Current Clinical Studies and Trials – Experimental Medicine & Rheumatology
PEAC Study - Pathobiology of Early Arthritis Cohort
[NIHR CRN Portfolio Study ID: 5339]
The MRC funded Pathobiology of Early Arthritis Cohort (PEAC) is being established through the contribution of a consortium of 5 independent, national centres of excellence. The specific aims of this project are to create an extensively phenotyped cohort of patients with early inflammatory arthritis with linked, detailed pathobiological data.
The development of a prospective early arthritis cohort with high quality clinical and imaging data (state-of-the-art 3D/4D ultrasound-US / power-Doppler-PDU imaging) together with a comprehensive collection of biological samples (blood, urine and synovial tissue) provides a unique resource to search for early predictors of disease evolution as well as to enable early proof of concept/mechanistic studies with stratified entry according to the imaging and immunological profile. Thus, this cohort represents an ideal platform for clinical trials of novel substances (see below).
R4-RA Clinical Trial - Trial A randomised, open labelled study in anti-TNFa inadequate responders to investigate the mechanisms for Response - Resistance to Rituximab versus Tocilizumab in RA
[NIHR CRN Portfolio Study ID: 14524]
Evidence from the Pathobiology of Early Arthritis Cohort initiative, in which synovial biopsies have been taken from patients with early arthritis, indicate that there are at least three distinct histo-morphological subtypes. These are described as fibroblast (pauci-immune), lymphoid (B-cell rich, with or without germinal centre formation) and Myeloid (rich in monocytes but poor in B cells), which correspond to different transcriptomic signatures.
With these subsets in mind, the overarching hypothesis of this study is whether a diagnostic synovial biopsy showing a “B-cell rich / B- cell poor” pathotype can predict response and define certain disease responsive / resistance subsets for patients stratification and help to rationalize drug choice. The purpose of this study is to test the hypothesis that the presence or absence of specific synovial and molecular signatures (B-cells and B-cell associated signatures), assessed through obtaining tissue from a synovial biopsy, will enrich for response / non-response to Rituximab, and B-cell depleting anti-CD20 monoclonal antibody. Patients are eligible if they have failed anti-TNF therapy and will undergo a synovial biopsy baseline and then be randomised to receive Rituximab or Tocilizumab.
This is a multi-site, multi-country clinical trial which aims to recruit 180 patients and is being led by the Centre for Experimental Medicine and Rheumatology. There will be approximately 10 additional centres participating in the trial both in the UK and Europe. The study commenced in February 2013 and we plan to recruit 180 patients over a 24 month period.
This study is being funded by the National Institute of Health Research Efficacy and Mechanism Evaluation program (NIHR EME).

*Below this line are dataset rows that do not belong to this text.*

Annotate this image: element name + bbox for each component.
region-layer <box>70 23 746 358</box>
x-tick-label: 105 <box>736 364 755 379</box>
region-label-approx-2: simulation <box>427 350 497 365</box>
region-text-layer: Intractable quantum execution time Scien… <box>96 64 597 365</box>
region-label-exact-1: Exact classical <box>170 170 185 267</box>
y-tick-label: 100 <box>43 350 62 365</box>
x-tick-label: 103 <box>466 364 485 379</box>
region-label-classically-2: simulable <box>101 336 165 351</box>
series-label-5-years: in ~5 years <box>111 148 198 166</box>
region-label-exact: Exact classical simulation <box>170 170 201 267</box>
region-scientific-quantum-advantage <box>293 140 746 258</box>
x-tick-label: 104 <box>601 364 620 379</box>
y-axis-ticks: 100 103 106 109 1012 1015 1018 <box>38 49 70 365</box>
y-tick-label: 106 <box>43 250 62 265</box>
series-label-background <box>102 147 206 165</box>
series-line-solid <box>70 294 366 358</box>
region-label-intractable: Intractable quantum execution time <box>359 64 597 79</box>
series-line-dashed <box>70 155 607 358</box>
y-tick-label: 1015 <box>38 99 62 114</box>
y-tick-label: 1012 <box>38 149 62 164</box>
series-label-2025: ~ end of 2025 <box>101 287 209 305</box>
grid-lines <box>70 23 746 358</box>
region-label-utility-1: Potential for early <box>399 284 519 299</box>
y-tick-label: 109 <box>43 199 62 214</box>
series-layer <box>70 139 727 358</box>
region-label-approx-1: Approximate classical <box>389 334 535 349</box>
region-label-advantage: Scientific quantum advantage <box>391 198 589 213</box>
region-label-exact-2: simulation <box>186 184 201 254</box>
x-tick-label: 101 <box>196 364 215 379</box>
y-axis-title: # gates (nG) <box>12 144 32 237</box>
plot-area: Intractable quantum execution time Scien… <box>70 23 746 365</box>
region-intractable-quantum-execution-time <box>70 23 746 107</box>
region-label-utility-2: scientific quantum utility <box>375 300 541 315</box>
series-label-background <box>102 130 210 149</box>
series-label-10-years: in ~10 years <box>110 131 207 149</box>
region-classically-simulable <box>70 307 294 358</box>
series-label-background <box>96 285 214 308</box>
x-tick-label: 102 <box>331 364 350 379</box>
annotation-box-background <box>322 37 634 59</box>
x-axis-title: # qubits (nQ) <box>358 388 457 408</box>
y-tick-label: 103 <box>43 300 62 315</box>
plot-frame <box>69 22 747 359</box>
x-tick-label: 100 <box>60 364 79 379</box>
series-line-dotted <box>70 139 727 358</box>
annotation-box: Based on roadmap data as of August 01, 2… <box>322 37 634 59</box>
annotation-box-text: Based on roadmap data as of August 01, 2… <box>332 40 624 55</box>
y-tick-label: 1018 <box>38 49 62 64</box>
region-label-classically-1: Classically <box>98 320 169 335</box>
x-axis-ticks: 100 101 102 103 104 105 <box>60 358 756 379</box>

MATURA (STRAP) Clinical Trial - Maximising Therapeutic Utility in Rheumatoid Arthritis
Developing a novel, biopsy-based diagnostic for patient stratification for first biologic treatment: A Randomised, open-labelled study in DMARD inadequate responders:
Stratification of Therapy for RA by Pathobiology - STRAP Trial
Maximising Therapeutic Utility in Rheumatoid Arthritis (MATURA) is an ambitious research project jointly funded by MRC and Arthritis Research UK to identify and test biomarkers predictive of response to therapy in rheumatoid arthritis (RA), thereby allowing the stratification of patients into groups according to the therapies that are most likely to be effective. The project comprises two work-streams: Workstream 1 is managed by Prof Costantino Pitzalis the Centre for Experimental Medicine and Rheumatology, and Workstream 2 is managed at The University of Manchester.
An important component of the Workstream 1 is the STRAP Trial, a randomised control trial which aims to test the utility of synovial histomorphology and B cell number together with specific molecular signatures as potential biomarkers to guide therapeutic decisions in patients failing DMARD therapy to improve on current response rates and identify patients more likely to respond. Patients will be randomised to receive either Rituximab, Tocilizumab or Anti-TNF therapy following a baseline synovial biopsy.
This trial is still in the set-up phase but will be a multi-site, multi-country clinical trial aiming to recruit 180-220 patients over a period of 24 months.